Newcomer May Ponzo has been pleasantly surprised to find that there is a booming fitness and health culture in the Catalan capital, with Pilates studios and vegan options on nearly every corner
If you are moving to Spain and were looking forward to using your new adopted country as an excuse to eat fewer greens and drink more reds, then you might be a little disappointed when you get here.
I can only speak from my own experience, but the more time I spend living in Barcelona and getting used to the local way of life, the more apparent it’s becoming that tortilla and sangría are not the staples.
My friends in London warned me it would be difficult to keep up my healthy lifestyle once I moved to the Catalan capital
I remember my friends in London warning me it would be difficult to keep up my healthy lifestyle once I moved to the Catalan capital.
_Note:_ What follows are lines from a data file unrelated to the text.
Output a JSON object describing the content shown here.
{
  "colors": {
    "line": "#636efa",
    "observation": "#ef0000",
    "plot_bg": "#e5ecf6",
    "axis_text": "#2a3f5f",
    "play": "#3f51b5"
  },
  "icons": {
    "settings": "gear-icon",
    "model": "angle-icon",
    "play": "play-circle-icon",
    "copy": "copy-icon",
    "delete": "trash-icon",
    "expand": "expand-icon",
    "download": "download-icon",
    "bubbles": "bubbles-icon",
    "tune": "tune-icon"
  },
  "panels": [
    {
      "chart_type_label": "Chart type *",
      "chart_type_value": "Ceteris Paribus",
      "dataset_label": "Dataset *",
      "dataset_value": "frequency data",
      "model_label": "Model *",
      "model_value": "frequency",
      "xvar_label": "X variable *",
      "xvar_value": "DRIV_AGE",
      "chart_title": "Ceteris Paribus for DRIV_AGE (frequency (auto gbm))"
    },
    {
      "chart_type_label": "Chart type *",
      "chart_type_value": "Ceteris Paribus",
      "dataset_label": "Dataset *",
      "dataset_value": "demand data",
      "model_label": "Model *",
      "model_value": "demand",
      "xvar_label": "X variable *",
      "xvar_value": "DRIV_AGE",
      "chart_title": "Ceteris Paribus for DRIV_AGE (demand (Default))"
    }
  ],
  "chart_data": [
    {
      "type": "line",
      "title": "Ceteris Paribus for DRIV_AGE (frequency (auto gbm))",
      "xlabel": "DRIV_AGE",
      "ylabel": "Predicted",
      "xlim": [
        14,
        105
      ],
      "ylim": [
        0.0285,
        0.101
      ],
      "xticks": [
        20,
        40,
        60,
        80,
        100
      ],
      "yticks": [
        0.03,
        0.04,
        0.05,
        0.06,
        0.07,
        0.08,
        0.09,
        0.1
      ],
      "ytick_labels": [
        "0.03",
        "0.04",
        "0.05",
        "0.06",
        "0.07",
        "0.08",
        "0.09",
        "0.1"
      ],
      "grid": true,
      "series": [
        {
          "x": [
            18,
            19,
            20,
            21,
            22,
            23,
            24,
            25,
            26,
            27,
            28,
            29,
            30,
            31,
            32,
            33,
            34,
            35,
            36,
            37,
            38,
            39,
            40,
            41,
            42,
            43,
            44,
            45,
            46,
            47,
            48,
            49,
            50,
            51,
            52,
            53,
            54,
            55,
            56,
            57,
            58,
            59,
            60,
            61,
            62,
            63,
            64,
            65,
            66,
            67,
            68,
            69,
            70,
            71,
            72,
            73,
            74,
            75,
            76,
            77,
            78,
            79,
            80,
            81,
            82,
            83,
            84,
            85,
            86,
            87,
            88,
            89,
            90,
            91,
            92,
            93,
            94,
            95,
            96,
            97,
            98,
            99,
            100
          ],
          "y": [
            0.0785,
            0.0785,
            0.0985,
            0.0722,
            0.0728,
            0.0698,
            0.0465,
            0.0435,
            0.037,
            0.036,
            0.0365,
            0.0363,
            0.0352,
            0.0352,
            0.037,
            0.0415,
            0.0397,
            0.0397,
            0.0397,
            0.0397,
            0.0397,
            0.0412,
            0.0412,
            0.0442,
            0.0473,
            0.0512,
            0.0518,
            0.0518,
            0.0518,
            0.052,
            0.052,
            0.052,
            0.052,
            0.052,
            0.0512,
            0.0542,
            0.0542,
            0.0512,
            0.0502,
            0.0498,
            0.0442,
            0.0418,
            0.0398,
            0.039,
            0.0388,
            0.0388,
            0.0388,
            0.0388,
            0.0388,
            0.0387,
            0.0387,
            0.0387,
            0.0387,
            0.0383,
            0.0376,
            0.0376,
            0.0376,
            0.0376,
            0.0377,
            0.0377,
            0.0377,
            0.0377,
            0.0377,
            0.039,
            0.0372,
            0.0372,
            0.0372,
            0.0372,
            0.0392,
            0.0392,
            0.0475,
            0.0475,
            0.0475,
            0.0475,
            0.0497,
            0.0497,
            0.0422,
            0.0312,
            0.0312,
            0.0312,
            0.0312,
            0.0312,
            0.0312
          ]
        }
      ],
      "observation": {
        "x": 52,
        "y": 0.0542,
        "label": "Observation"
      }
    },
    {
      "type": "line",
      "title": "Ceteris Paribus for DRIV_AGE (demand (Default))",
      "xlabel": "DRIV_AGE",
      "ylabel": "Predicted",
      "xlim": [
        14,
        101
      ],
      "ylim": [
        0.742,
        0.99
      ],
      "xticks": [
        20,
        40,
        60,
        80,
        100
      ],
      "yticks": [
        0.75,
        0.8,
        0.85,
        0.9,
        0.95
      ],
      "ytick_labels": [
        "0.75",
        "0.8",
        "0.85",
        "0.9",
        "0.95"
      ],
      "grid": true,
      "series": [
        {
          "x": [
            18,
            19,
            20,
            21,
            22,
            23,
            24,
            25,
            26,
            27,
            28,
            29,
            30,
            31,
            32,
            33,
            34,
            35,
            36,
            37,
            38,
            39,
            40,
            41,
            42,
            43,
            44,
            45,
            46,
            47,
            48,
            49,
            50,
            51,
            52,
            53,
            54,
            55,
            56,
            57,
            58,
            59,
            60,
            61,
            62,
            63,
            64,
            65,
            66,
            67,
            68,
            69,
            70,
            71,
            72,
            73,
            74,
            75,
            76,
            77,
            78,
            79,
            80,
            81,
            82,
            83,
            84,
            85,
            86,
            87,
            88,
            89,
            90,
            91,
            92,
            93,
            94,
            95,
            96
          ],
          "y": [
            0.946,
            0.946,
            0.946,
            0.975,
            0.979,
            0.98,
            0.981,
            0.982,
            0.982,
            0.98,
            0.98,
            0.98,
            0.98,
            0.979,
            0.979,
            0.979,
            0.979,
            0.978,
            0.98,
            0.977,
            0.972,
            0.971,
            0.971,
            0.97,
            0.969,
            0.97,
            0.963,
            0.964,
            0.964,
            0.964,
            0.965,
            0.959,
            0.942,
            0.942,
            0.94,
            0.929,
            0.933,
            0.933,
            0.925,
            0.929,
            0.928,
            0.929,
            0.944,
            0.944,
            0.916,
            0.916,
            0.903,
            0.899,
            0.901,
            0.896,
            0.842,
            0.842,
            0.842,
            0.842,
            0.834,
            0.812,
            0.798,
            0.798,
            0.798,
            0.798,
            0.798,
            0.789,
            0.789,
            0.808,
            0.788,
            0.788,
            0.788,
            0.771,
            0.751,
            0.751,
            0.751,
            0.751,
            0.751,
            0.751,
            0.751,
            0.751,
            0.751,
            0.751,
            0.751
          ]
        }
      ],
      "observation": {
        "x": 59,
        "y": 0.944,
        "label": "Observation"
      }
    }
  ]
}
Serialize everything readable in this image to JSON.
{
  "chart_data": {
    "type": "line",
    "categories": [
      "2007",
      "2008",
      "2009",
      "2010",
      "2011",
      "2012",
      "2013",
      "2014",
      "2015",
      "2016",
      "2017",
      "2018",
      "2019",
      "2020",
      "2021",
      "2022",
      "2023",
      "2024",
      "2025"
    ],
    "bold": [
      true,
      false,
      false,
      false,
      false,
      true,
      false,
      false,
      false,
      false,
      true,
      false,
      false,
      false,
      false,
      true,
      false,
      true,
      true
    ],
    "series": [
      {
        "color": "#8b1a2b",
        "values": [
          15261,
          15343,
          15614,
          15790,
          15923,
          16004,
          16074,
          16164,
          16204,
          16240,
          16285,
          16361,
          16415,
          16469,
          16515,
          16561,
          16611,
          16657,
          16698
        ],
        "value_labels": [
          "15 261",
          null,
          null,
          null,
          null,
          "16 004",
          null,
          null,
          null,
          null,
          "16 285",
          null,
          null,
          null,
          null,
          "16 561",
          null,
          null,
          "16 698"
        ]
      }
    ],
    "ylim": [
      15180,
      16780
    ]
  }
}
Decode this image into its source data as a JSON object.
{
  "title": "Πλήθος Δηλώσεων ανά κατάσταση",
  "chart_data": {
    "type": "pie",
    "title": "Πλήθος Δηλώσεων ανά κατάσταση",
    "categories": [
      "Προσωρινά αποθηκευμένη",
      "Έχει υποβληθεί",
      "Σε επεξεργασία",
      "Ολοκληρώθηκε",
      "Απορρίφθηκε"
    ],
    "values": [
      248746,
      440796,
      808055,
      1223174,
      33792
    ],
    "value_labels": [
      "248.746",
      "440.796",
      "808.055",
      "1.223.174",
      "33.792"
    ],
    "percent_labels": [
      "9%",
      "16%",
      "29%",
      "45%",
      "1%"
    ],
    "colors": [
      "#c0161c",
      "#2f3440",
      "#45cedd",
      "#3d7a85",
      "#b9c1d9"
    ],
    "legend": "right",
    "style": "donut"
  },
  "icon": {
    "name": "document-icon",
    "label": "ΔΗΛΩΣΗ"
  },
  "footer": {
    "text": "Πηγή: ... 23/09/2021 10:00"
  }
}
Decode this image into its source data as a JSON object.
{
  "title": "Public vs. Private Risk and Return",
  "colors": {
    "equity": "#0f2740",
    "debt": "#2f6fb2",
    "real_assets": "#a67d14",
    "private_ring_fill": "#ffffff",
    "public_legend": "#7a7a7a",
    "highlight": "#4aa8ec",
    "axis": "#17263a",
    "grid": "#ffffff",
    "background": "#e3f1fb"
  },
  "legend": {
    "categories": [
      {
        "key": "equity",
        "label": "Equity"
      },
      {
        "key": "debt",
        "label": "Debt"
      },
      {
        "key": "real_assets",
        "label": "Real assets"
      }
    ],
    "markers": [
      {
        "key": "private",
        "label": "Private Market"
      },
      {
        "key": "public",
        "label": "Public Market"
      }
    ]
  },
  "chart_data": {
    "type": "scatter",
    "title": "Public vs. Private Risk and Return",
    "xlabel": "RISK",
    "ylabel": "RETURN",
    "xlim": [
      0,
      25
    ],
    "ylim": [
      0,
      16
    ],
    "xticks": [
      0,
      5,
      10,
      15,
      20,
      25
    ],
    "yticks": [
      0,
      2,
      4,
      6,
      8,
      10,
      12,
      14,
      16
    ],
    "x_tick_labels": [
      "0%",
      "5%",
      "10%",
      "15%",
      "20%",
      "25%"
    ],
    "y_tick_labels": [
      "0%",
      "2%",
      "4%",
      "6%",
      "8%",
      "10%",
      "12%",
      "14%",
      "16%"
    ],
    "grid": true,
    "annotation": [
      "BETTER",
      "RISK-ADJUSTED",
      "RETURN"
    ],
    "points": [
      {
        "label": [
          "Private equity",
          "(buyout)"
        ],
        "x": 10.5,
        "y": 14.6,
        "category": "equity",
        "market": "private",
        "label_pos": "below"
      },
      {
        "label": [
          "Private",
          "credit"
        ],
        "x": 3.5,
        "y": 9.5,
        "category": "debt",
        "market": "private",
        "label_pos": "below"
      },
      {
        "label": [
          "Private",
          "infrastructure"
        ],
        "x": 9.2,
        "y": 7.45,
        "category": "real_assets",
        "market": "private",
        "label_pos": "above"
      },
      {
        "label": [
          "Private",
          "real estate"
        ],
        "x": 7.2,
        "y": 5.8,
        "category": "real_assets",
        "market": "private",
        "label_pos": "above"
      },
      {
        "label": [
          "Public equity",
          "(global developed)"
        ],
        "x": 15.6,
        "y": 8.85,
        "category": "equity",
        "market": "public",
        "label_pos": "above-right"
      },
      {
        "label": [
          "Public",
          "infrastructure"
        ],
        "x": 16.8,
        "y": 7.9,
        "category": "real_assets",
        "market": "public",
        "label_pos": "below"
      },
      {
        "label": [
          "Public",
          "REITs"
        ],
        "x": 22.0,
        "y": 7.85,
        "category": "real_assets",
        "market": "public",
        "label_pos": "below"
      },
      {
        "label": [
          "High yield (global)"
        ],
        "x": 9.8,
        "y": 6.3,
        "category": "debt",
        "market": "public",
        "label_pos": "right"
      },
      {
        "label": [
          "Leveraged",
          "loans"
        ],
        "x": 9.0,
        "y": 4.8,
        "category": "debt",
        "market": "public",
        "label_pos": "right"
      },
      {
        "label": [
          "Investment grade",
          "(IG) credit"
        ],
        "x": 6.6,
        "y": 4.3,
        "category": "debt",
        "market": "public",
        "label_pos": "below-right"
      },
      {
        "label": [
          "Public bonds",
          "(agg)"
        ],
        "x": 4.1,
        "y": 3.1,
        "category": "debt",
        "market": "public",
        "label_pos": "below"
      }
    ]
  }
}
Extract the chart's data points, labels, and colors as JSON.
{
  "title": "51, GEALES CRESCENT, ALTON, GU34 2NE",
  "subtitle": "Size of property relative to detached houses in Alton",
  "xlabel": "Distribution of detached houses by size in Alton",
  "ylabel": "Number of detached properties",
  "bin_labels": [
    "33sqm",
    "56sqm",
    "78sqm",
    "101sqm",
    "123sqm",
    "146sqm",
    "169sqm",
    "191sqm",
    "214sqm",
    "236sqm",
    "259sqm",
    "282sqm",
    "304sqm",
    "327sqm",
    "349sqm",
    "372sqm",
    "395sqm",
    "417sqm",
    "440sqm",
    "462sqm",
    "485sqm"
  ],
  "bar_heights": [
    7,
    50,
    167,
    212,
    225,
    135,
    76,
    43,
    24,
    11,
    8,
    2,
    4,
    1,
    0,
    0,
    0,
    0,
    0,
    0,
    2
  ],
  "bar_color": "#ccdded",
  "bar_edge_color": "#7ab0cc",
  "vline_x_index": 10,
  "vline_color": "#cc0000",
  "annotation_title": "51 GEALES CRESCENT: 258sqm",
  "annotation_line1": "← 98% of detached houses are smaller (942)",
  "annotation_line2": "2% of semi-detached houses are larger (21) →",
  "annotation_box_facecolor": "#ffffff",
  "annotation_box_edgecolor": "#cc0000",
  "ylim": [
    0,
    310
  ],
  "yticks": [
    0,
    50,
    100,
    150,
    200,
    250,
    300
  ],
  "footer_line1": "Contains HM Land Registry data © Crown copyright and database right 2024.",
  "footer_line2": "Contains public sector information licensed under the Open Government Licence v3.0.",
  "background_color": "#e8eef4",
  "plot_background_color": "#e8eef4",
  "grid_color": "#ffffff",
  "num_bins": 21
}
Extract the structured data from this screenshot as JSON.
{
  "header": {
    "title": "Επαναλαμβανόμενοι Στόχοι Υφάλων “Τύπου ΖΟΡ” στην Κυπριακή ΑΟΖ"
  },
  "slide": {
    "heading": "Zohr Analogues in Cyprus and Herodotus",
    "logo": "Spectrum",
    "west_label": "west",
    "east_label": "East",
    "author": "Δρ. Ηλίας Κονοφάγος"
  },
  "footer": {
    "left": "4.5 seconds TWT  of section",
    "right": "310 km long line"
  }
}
But what they didn’t know is that I was moving to a city with a booming fitness and health culture.
According to a Bloomberg study of 169 countries, Spain is the healthiest nation in the world, and a number of other studies have predicted its residents will enjoy the longest lifespans by the year 2040. These reports tend to give nearly all the merit to the renowned Mediterranean diet and lifestyle, widely touted as being the world’s healthiest. It is believed that its fresh fruit and vegetables, rivers of olive oil and socio-cultural aspects are the reasons behind such longevity.
But what these studies seem to have missed is that many Mediterranean countries have veered away from the traditional diet and lifestyle and have created their new version of a healthy, balanced life. Olive oil is being replaced by coconut oil, a salmon steak by tofu scramble and family meals by on-the-go snacks.